さて、ロベルタが呼びかけた保護者の集会(夜、ロベルタの自宅で開催)にはたくさんの父母たち、そして教員たちが集まった。そこにはドロテアも参加していた。彼女は、夫のアーノルド・スタインハートらにも協力してもらって、有料の慈善コンサート(参加費は50〜100ドル)を開催することを提案した。会場は市内のYMCAホール。
教室の生徒たちだけの演奏では、有料コンサートに多数の人を動員できないから、国際的に第一級のプロ演奏家も参加させようというのだ。
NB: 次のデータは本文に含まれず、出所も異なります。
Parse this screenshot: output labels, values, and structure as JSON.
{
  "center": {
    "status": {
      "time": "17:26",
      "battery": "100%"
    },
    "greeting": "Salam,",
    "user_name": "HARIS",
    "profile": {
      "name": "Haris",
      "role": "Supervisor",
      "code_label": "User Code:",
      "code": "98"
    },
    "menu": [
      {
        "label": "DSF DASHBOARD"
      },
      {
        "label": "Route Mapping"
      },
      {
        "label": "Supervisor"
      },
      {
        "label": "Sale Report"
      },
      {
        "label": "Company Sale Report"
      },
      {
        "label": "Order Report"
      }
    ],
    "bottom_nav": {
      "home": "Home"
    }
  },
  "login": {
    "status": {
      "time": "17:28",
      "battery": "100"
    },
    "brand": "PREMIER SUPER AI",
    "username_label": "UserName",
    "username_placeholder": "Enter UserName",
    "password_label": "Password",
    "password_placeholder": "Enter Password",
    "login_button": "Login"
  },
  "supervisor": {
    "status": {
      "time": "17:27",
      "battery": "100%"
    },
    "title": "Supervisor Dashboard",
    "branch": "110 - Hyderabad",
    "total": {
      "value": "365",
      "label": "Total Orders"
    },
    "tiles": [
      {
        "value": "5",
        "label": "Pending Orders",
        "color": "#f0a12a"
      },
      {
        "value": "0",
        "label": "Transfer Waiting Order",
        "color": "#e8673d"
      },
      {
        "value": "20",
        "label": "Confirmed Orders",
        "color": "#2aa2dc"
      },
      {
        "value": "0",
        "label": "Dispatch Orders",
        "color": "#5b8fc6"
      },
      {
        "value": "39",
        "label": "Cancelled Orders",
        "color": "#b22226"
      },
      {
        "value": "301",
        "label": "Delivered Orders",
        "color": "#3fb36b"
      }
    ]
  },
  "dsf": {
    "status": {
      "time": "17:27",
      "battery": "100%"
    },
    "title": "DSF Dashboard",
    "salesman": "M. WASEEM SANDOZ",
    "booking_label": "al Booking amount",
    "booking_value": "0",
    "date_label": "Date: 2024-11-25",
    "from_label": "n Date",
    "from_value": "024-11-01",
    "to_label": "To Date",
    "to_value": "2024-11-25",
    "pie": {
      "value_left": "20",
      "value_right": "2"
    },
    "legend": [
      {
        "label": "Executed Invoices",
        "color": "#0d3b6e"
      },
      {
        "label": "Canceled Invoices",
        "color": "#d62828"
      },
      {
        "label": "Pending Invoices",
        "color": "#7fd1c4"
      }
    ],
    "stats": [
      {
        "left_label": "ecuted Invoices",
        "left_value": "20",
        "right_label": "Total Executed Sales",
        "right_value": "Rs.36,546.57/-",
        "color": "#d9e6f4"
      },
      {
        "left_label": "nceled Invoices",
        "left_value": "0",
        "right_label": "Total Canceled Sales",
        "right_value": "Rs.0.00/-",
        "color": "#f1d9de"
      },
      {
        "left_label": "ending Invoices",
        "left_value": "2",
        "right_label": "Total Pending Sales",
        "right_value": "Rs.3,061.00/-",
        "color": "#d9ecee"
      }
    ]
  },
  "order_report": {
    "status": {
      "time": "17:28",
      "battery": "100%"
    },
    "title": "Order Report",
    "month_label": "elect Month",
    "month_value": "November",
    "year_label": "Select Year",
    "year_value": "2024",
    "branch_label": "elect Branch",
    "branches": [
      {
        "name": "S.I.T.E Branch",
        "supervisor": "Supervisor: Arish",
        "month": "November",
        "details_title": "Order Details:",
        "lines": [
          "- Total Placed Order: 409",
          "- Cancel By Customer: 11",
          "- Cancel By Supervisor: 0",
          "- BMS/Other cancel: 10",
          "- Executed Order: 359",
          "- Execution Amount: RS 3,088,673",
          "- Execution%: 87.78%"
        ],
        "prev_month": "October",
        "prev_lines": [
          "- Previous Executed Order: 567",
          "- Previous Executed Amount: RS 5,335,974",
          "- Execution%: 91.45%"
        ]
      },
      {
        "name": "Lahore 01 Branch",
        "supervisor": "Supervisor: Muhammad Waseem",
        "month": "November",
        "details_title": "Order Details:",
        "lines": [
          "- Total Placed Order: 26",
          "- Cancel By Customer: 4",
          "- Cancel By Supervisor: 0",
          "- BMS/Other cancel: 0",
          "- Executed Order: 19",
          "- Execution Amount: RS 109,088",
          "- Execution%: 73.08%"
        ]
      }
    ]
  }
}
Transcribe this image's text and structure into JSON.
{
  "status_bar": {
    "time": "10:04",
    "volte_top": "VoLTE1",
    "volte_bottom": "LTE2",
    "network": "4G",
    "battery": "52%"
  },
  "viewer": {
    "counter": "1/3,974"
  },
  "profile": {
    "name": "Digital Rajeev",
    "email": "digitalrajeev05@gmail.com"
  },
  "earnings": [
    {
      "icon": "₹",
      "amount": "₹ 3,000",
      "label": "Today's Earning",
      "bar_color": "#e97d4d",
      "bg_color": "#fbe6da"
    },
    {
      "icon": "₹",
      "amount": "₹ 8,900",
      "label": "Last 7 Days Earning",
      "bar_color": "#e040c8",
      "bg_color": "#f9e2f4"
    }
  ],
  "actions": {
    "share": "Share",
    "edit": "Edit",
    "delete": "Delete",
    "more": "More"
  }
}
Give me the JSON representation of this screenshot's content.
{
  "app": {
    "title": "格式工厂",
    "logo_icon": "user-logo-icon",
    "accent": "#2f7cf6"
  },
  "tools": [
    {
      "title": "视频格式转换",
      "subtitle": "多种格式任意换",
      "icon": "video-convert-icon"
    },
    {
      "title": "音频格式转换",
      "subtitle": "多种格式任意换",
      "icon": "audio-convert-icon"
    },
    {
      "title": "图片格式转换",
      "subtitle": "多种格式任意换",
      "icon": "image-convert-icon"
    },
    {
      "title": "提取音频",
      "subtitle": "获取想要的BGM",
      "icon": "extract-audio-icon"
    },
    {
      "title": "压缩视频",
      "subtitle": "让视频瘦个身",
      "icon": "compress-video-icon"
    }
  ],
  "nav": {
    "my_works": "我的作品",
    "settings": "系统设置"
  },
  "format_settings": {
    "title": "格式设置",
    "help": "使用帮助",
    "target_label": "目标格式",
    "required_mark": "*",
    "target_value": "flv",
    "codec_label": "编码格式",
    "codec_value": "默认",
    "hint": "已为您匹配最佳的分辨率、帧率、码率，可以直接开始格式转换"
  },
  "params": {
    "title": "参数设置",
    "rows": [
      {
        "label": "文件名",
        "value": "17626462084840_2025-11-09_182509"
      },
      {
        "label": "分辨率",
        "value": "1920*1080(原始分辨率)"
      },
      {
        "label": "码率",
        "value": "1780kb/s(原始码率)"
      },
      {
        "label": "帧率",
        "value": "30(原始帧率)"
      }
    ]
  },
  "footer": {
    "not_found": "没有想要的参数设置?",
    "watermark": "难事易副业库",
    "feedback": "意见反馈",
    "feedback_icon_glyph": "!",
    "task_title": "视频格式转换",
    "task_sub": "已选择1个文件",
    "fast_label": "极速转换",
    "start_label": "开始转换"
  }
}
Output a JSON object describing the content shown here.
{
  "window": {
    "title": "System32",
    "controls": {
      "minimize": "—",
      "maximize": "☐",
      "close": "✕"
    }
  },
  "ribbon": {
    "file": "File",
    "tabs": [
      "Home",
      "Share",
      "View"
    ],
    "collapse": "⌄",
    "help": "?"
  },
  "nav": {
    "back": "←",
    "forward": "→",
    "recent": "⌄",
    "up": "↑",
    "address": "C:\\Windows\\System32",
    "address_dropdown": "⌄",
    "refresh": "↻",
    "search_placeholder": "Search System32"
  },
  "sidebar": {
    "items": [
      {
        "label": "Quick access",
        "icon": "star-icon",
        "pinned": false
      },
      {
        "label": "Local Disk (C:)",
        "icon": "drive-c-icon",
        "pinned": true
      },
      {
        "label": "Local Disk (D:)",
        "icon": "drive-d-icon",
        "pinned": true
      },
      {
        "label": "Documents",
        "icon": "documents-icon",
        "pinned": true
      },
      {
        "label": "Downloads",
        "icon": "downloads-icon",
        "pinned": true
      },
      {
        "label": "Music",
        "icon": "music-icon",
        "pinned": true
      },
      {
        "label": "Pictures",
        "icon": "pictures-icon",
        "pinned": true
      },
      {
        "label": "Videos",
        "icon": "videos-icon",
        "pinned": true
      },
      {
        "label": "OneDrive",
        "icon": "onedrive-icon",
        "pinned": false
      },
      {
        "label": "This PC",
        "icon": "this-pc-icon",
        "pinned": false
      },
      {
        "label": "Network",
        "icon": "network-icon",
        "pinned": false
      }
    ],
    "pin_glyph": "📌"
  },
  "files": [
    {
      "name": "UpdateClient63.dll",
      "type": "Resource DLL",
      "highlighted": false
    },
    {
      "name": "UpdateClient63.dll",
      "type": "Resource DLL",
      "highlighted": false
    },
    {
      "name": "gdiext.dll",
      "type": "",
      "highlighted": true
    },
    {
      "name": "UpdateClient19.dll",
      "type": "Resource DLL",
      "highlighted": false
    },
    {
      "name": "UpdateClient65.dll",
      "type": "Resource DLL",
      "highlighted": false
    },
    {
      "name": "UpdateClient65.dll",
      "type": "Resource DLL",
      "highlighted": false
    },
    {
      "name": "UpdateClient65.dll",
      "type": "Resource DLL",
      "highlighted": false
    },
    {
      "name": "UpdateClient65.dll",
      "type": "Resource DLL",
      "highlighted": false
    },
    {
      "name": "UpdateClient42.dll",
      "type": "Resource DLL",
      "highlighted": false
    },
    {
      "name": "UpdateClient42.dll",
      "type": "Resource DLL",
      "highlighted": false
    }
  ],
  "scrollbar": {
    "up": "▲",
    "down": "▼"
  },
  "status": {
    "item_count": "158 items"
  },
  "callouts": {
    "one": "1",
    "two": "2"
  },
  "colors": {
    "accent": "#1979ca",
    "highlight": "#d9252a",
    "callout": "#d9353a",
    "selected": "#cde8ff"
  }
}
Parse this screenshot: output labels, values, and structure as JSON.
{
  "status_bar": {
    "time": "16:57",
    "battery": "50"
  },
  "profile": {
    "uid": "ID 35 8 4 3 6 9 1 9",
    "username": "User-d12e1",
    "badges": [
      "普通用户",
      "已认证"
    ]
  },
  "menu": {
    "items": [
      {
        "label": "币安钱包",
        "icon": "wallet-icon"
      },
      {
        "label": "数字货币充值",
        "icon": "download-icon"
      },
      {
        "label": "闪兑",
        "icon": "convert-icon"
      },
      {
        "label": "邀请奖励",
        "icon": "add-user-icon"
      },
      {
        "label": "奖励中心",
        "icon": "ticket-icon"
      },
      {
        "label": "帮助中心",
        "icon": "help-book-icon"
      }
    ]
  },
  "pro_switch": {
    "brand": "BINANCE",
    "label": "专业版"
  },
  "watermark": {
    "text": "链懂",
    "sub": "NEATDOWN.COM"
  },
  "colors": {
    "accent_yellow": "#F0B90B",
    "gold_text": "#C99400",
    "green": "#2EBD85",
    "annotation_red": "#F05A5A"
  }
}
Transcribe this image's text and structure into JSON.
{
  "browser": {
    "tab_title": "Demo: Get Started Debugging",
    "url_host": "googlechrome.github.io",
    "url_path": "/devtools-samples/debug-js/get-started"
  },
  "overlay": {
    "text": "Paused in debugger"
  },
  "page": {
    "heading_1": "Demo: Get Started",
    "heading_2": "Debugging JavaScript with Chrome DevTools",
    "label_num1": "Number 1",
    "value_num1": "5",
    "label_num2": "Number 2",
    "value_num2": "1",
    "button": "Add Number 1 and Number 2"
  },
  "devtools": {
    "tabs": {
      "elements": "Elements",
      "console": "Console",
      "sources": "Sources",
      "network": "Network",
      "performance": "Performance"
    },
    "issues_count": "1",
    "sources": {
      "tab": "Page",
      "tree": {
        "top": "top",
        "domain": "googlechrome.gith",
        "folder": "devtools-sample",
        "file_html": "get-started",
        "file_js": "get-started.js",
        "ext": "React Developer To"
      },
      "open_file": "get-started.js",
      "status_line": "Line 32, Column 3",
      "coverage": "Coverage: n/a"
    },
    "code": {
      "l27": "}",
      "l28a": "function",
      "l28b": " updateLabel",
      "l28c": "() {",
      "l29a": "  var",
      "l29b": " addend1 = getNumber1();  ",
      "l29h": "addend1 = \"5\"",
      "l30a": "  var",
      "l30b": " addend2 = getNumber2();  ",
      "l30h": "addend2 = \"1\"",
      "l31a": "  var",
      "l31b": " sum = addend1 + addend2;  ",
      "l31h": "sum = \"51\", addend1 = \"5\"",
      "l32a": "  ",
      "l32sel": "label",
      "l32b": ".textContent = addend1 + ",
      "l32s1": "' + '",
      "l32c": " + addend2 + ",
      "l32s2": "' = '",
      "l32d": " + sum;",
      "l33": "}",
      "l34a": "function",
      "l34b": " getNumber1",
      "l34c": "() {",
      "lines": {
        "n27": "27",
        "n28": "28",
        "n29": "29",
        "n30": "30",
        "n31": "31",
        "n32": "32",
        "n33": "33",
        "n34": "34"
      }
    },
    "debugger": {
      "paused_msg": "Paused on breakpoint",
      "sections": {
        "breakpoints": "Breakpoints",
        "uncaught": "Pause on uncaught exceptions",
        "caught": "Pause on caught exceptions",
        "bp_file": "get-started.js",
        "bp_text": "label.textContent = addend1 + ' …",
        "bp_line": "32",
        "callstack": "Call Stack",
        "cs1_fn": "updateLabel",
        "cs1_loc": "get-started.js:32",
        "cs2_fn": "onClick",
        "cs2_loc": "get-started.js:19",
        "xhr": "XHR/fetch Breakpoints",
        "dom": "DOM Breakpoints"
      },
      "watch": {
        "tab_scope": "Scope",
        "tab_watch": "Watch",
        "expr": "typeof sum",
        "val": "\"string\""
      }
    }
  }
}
スタインハートは、知り合いのイツァーク・パールマンにも協力を呼びかけた。
一方、ロベルタはダン・パクストンにニューヨークタイムズをはじめとする州内の有力メディアのジャーナリストたちに、この運動を取材して記事に取り上げてもらうよう働きかけを頼んだ。何よりもラザーニャが効いた。ロベルタは、パクストンの研究室に手製のラザーニャを届けて、「お願いの手紙」を添えたのだ。
そして、教室存続のための市民運動と子どもたちの音楽活動が、いくつもの有力新聞のトピックス記事となった。
さっそく集会の翌朝から、広報活動や組織化活動が始まった。
もちろん、ロベルタにとって最重要課題は、教室の生徒たちのなかから優秀な子どもたちを選抜し、連日ハードワークを課して、一流のプロとの共演・協演にふさわしい力量を身につけさせることだった。
教室のなかでも、とりわけロベルタがその才能に期待しているカルロスという少年は、彼の所属する野球ティームの練習や試合をしばらくほっぽり出すことにした。ティームメイトからは、「なんだよ、野球をサボってヴァイオリン教室の先生=おばさんとデイトかい」とからかわれた。カルロスは、その言葉に決然とした返事を返した。
「そのとおりさ!」
彼は妹に預けてあったヴァイオリン(ケイス入り)を受け取ると、昂然と歩き去った。
ところが、会場に予定していたYMCAホールが、水道配管のトラブルで使用できなくなった。ほかに会場のあてがない。ドロテアは困り果てて、イザイアー・シェファーに相談したところ、何と、カーネギーホールでやろうと申し出てくれた。
ロベルタが練習と音響調を兼ねてカーネギーホールを訪れたところ、ちょうどオケ・リハをしていたアイザック・スターンがやって来た。そして、「ぜひ私と仲間も参加させてくれ」と連帯=協力を申し出た。
その後も、一流音楽家たちの連帯と協力の申し出が続いた。こうして、ジャズからクラシックまで、十数人の超一流のヴァイオリニストが勢ぞろいすることになった。
ロベルタのヴァイオリン教室を卒業して、今は学術や音楽の世界で活躍しているヴァイオリンの名手たちも応援に駆けつけた。ナイームとデショーン、そしてグァダルーペだ。